Le Conseil d’État a rendu, le 30 juillet 2025, une décision marquante relative aux garanties procédurales dont bénéficient les professionnels devant leurs juridictions disciplinaires. Un praticien a fait l’objet d’une plainte déposée par un médecin-conseil devant la chambre disciplinaire de première instance de l’ordre des médecins. Par une décision du 15 juillet 2021, la juridiction ordinale a prononcé une interdiction d’exercer la médecine pendant une durée de trois ans. Saisie par le médecin, la chambre disciplinaire nationale de l’ordre des médecins a rejeté son appel par une décision datée du 16 avril 2024. Le professionnel de santé a alors formé un pourvoi en cassation afin d’obtenir l’annulation de la décision rendue par la juridiction nationale. La question posée à la haute juridiction administrative concerne l’obligation pour le juge disciplinaire d’informer la personne poursuivie de son droit de se taire. Le Conseil d’État considère que le défaut d’une telle information préalable entache la décision de la juridiction disciplinaire d’une irrégularité substantielle. L’analyse portera sur l’affirmation du droit au silence devant les instances disciplinaires (I), puis sur la sanction rigoureuse de l’absence d’information préalable (II).

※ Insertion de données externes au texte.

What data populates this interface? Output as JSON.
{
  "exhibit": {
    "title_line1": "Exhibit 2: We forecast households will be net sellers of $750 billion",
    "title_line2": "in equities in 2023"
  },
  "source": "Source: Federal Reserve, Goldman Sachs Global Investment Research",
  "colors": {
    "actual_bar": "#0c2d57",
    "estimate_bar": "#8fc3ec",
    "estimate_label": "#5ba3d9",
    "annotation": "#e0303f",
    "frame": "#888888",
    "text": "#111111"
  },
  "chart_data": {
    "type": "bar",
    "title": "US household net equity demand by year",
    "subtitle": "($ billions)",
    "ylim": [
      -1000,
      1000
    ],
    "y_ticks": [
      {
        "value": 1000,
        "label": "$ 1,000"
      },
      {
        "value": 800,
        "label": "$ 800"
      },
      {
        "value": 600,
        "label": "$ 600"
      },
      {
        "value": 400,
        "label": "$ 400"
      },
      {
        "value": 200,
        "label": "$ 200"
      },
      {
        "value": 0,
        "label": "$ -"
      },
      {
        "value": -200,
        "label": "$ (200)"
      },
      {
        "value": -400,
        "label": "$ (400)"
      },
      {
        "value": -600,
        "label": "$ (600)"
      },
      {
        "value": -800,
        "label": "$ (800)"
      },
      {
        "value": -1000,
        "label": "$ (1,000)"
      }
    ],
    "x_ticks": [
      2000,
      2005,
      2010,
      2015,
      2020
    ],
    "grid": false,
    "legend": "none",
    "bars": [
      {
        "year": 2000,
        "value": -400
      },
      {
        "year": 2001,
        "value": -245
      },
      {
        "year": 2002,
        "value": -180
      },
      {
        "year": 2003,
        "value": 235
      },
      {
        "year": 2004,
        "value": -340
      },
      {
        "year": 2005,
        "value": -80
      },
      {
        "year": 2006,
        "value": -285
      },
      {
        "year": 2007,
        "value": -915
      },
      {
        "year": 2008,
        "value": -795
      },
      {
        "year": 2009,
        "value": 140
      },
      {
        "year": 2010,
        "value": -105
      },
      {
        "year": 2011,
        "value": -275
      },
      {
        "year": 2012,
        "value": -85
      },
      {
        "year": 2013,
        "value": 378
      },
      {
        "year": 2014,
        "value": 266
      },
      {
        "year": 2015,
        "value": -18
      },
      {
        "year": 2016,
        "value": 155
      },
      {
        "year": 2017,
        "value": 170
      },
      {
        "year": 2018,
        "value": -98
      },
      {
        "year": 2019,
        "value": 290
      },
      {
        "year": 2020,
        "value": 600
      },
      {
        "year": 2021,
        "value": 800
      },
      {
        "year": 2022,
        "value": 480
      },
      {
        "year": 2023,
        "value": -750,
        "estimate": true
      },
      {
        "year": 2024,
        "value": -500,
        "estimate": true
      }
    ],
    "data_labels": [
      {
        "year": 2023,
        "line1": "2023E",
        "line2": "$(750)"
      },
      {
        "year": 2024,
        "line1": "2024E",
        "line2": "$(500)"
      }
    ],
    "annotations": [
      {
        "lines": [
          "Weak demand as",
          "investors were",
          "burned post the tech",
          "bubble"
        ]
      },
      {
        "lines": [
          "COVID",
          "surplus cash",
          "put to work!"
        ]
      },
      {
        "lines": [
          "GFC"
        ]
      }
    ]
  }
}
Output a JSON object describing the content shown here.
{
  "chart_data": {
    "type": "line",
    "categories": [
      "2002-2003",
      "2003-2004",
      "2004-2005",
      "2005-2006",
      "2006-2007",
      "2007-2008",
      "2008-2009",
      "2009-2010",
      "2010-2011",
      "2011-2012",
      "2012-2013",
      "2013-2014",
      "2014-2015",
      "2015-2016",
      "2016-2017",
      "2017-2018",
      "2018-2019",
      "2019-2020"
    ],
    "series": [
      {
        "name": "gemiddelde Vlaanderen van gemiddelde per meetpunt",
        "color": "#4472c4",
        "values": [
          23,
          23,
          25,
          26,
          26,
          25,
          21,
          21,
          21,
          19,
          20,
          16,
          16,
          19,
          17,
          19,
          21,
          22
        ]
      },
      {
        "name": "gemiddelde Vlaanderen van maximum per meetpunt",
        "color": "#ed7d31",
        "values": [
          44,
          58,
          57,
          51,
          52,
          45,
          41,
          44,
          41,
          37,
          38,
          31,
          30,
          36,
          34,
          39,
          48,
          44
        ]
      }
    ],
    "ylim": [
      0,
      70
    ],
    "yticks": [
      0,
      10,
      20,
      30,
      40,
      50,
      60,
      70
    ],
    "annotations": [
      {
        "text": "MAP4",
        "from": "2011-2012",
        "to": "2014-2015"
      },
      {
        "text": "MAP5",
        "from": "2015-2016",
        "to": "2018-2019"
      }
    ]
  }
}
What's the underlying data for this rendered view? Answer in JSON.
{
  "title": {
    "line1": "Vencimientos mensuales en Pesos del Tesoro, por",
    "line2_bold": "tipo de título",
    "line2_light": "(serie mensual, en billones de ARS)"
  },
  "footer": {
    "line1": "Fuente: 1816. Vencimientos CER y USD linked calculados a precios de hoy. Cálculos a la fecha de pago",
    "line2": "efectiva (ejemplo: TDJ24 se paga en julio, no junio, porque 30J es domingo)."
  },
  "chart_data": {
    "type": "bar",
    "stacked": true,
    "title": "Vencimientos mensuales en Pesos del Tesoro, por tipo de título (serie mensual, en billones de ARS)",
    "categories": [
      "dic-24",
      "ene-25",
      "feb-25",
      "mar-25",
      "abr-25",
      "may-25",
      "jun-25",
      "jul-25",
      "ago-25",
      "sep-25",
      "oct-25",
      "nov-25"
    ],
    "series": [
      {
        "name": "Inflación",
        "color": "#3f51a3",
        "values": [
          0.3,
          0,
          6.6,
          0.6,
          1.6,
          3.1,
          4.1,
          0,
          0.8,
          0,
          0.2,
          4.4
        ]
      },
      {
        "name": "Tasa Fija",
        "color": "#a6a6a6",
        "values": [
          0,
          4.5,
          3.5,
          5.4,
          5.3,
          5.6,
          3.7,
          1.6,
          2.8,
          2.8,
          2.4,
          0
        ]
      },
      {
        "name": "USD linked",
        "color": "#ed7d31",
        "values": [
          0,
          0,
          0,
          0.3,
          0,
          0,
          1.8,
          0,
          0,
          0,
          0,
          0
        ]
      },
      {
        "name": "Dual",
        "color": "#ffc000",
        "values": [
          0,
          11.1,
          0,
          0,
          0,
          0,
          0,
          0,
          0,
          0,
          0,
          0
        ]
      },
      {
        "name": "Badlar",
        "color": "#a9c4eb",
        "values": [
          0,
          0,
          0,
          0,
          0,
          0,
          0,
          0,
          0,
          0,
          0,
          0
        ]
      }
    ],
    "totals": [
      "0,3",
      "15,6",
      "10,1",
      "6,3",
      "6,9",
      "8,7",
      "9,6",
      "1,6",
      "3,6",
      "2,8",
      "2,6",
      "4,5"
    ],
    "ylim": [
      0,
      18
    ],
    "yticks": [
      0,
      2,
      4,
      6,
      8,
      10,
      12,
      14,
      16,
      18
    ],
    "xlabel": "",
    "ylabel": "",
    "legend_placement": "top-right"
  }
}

I. L’affirmation du droit au silence devant les instances disciplinaires
A. L’ancrage constitutionnel du droit de ne pas s’accuser
Le Conseil d’État fonde sa solution sur l’article 9 de la Déclaration des droits de l’homme et du citoyen relatif à la présomption d’innocence. Cette norme implique selon le juge que « nul n’est tenu de s’accuser, dont découle le droit de se taire » dans toute procédure répressive. Ces exigences constitutionnelles s’appliquent non seulement aux peines pénales mais également à toute sanction ayant le caractère d’une punition pour le justiciable. Le domaine disciplinaire entre nécessairement dans ce champ d’application puisque la mesure d’interdiction d’exercer constitue une sanction à caractère de punition. La jurisprudence administrative aligne ici les garanties de la défense sur celles existant déjà devant le juge répressif pour protéger la liberté individuelle.
B. L’étendue de l’obligation d’information pesant sur le juge
L’obligation d’information du droit de se taire s’applique « même sans texte » dès lors qu’une personne est poursuivie devant une juridiction disciplinaire. Le requérant doit être avisé de cette faculté tant au cours de l’instruction que lors de sa comparution effective devant la juridiction. Le Conseil d’État précise explicitement que cette information doit être délivrée de nouveau par la formation de jugement en cas de procédure d’appel. Cette règle garantit que le silence de la personne poursuivie reste un choix éclairé à chaque étape de l’examen de sa cause. Le juge administratif impose ainsi une obligation de faire active pour assurer le respect effectif d’un principe constitutionnel fondamental durant l’audience.
II. La sanction rigoureuse de l’absence d’information préalable
A. L’irrégularité procédurale découlant du silence des mentions
La décision attaquée ne mentionnait pas que le médecin avait été informé de son droit de se taire lors de l’audience de juillet 2023. Le Conseil d’État relève qu’il « ne ressort ni des mentions de cette décision, ni des pièces de la procédure » que cette formalité a été accomplie. L’irrégularité est alors présumée dès lors que le professionnel a été entendu par les juges sans avoir reçu l’avertissement requis par la loi. La haute juridiction considère par suite que le requérant est fondé à soutenir que la décision rendue par la chambre nationale est irrégulière. Cette exigence de mention expresse dans la décision juridictionnelle facilite le contrôle de cassation sur la régularité des débats oraux.
B. La préservation des droits de la défense sans preuve du préjudice
L’annulation est encourue « sauf s’il est établi » que l’intéressé n’a pas tenu de propos susceptibles de lui préjudicier durant ses déclarations. En l’espèce, le juge constate qu’aucune pièce du dossier ne permet de démontrer l’absence de préjudice causé par les propos du médecin entendu. La protection du droit de se taire devient une garantie substantielle dont la méconnaissance entraîne l’annulation automatique en l’absence de preuve contraire certaine. Le Conseil d’État ordonne par conséquent l’annulation de la décision de la chambre disciplinaire nationale et renvoie l’affaire devant cette même juridiction. Cette solution renforce significativement la protection des droits de la défense dans le contentieux disciplinaire des professions réglementées soumis au droit administratif.